Of course the new Blackhawk Country Club did turn out to be an effort to “one-up” the other clubs nearby, like my Round Hill. There was money to be had in doing so. My own country club merely had a small fountain at the front entrance (often foamed up with laundry soap by hooligans) while Blackhawk had a manned security gate. Blackhawk really was sort of stunning (and I intend that word in all its various meanings) with winding tree-lined streets, greenbelts, and ponds added here and there – assuming you could get past the guard at the gate.

I remember coming home from my architecture studies at UCLA for Christmas, probably about 1982, and bluffing my way past the guard at the Blackhawk gate so I could see the newly opened (and highly touted!) clubhouse. I was there to check out its design, not in any sort of respectful way (oh gracious no) but rather in the way an anthropologist might study a foreign culture. Though I’d been raised in a country club, I must have been engaging in that growing-up-thing in which you feel the need to distance yourself from your previous life. I was there to see what kind of spaces the country club set needed to feel good about themselves.

At the time I was studying design under such cutting edge architects as Frank Israel and Robert Mangurian, so the decidedly suburban swank of the Clubhouse definitely underwhelmed. Today I’d probably be a little more forgiving. Frankly, it wasn’t half bad, but not great either. A solid six and a half on a scale of ten.

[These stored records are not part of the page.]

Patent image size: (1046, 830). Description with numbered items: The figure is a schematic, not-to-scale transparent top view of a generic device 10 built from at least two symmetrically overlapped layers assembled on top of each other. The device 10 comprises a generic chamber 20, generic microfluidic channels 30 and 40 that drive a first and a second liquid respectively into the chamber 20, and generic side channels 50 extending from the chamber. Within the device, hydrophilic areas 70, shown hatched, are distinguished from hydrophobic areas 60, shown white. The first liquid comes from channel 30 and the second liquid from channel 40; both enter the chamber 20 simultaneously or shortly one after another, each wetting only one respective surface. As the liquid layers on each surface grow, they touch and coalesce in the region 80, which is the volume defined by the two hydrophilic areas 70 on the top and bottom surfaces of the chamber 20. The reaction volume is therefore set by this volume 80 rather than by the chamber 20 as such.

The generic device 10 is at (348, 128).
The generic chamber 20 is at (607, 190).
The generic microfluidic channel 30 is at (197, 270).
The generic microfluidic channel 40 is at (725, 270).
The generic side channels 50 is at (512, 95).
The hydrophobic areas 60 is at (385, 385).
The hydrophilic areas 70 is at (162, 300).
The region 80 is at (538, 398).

I returned to Blackhawk recently (because of a remodeling job for a builder friend) and found the neighborhoods had matured, the trees were bigger, the expanded ranch-house look from my day had given way to “French country” style houses currently in vogue in that part of the world. You know the type: Stucco houses with some stone veneer accents, steep tile roofs and two story tall entries with elaborate chandeliers.

Many houses there overlooked immaculate green fairways (nothing new about that in the world of country clubs) but even away from the golf course there were good looking features like big ponds surrounded by lawn that also had a water jet that kept a fountain of spray shooting up in the middle of the pond. Perhaps it stayed on at night. Maybe there was even lighting under the water at the spray. That I don’t know.

The Blackhawk creators, faced with the need to turn a cow pasture into a community, ended up doing what so many have done with such a challenge – they brought in things that could be obtained by writing a check. Is it any surprise that they would default to using ponds with fountains and elaborate fake stone driveways to try to instantly create a sense of place?

After finishing my chore in Blackhawk I returned to Benicia and was driving down West K Street. The immaculateness I’d been experiencing all morning in Perfectville was gone and, to be honest with you, it felt great. A freshening breeze had set the Straits to its usual afternoon sparkle. With fresh eyes I noticed the little things about our little town that were decidedly unBlackhawk: The occasional gravel driveways; the front yards in various states of landscape or not; the duplexes mixed in here and there into the older neighborhoods; segments of sidewalk that didn’t match each other. Telephone poles, lots of them.

But in addition to these more haggard aspects, there were the delightful ones: cliffside parks with benches shaded by trees, alleyways that beckoned a stroll, and best of all, house after house, blocks full of them, each seeming to hold the memories of multiple generations. A century and a half of American life contained in the very essence of a town. Here was a real sense of place, the kind you can’t buy with a check. It felt good to be home.